New Delhi, May 14 (PTI) Tax evasion by corporates in one form or another is rising day by day causing huge loss to public exchequer, a Delhi court observed today and said this needs to be curbed with a firm hand.
Additional Chief Metropolitan Magistrate Devendra Kumar Sharma made the observations while slapping a fine of ₹ 1.5 crore on a private firm dealing in insurance business, for its failure to deposit TDS of over ₹ 1.6 crore with the Income Tax department within the stipulated time.
"It is seen that nowadays, evasion of tax by corporate/ persons in one form or the other form by non-depositing of TDS (tax deducted at source) or other taxes within prescribed time are rising day by day which causes huge loss to government exchequer and such practice should be curbed with firm hand," the court said.
It held Delhi-based M/s Medsave Health Care (TPA) Ltd guilty of failing to deposit the TDS with the government under the Income Tax Act and imposed a fine of ₹ 1.5 crore.
As per the IT department, on the total payment of ₹ 16.8 crore, the TDS to be deposited by the company amounted to ₹ 1.68 crore.
The court said the firm made payments to various parties and also deducted TDS but did not deposit it. Had there been no survey, huge amount of ₹ 16,85,28,897 would not have come to light and the tax amount would have been evaded, it said.
"The same would have caused great loss to the revenue as well as economy of the country.

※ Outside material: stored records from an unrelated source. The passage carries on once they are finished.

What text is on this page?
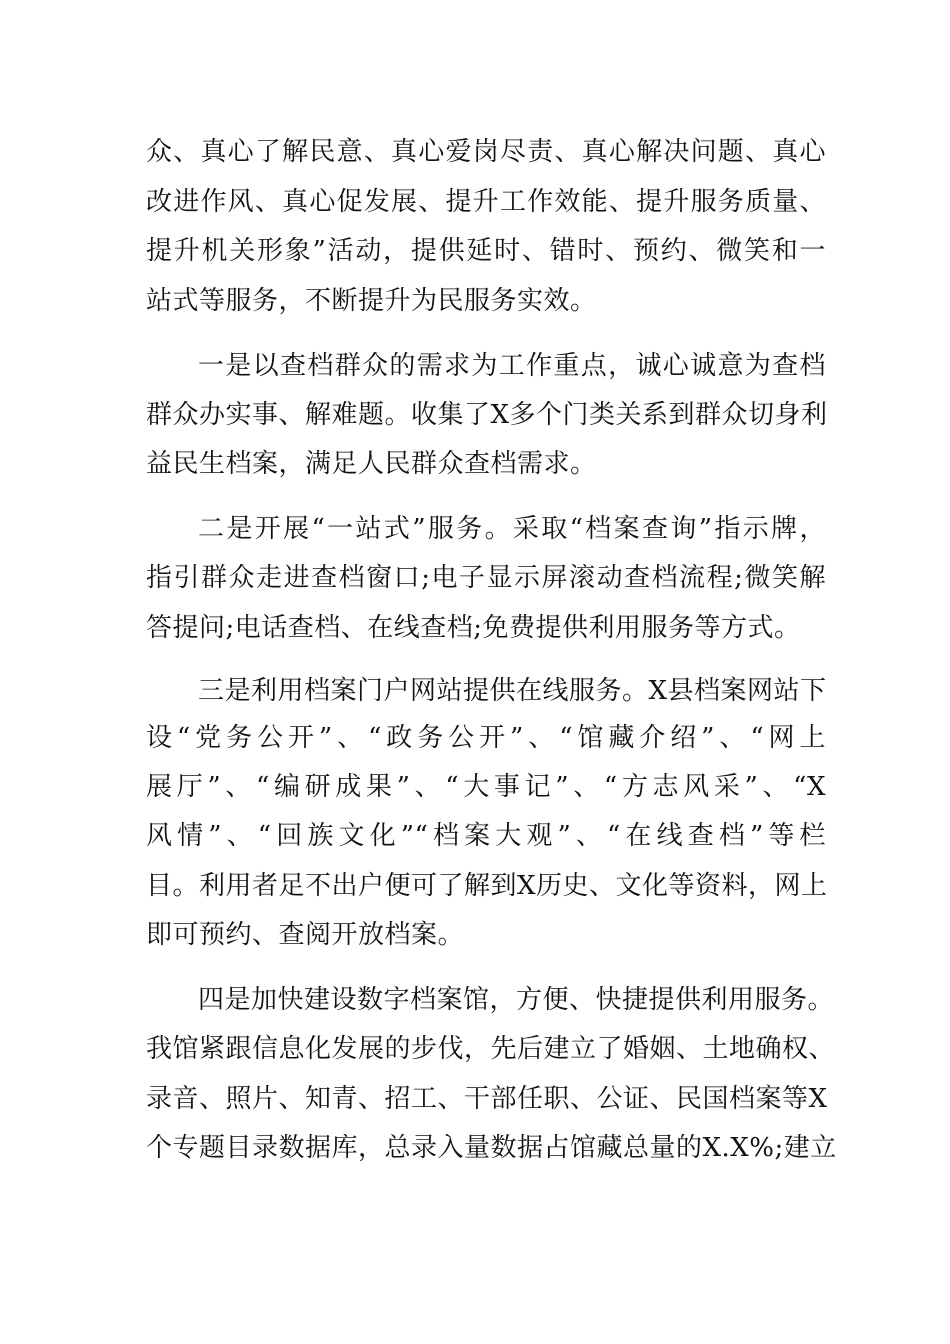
众、真心了解民意、真心爱岗尽责、真心解决问题、真心
改进作风、真心促发展、提升工作效能、提升服务质量、
提升机关形象”活动，提供延时、错时、预约、微笑和一
站式等服务，不断提升为民服务实效。
一是以查档群众的需求为工作重点，诚心诚意为查档
群众办实事、解难题。收集了X多个门类关系到群众切身利
益民生档案，满足人民群众查档需求。
二是开展“一站式”服务。采取“档案查询”指示牌，
指引群众走进查档窗口;电子显示屏滚动查档流程;微笑解
答提问;电话查档、在线查档;免费提供利用服务等方式。
三是利用档案门户网站提供在线服务。X县档案网站下
设“党务公开”、“政务公开”、“馆藏介绍”、“网上
展厅”、“编研成果”、“大事记”、“方志风采”、“X
风情”、“回族文化”“档案大观”、“在线查档”等栏
目。利用者足不出户便可了解到X历史、文化等资料，网上
即可预约、查阅开放档案。
四是加快建设数字档案馆，方便、快捷提供利用服务。
我馆紧跟信息化发展的步伐，先后建立了婚姻、土地确权、
录音、照片、知青、招工、干部任职、公证、民国档案等X
个专题目录数据库，总录入量数据占馆藏总量的X.X%;建立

Its impact can be seen further in the light of recently launched Prime Minister's Life Insurance Scheme where on deposit of ₹ 330 in a year, the risk cover is Rs two lakh.
"From the undisclosed tax amount, thousand of persons can be provided life insurance free of cost. The convict company itself is dealing in insurance business," the court said.
The court refused to take a lenient view towards the firm observing that though TDS amount has been deposited but there was "unexplained delay" and disclosure was not voluntary.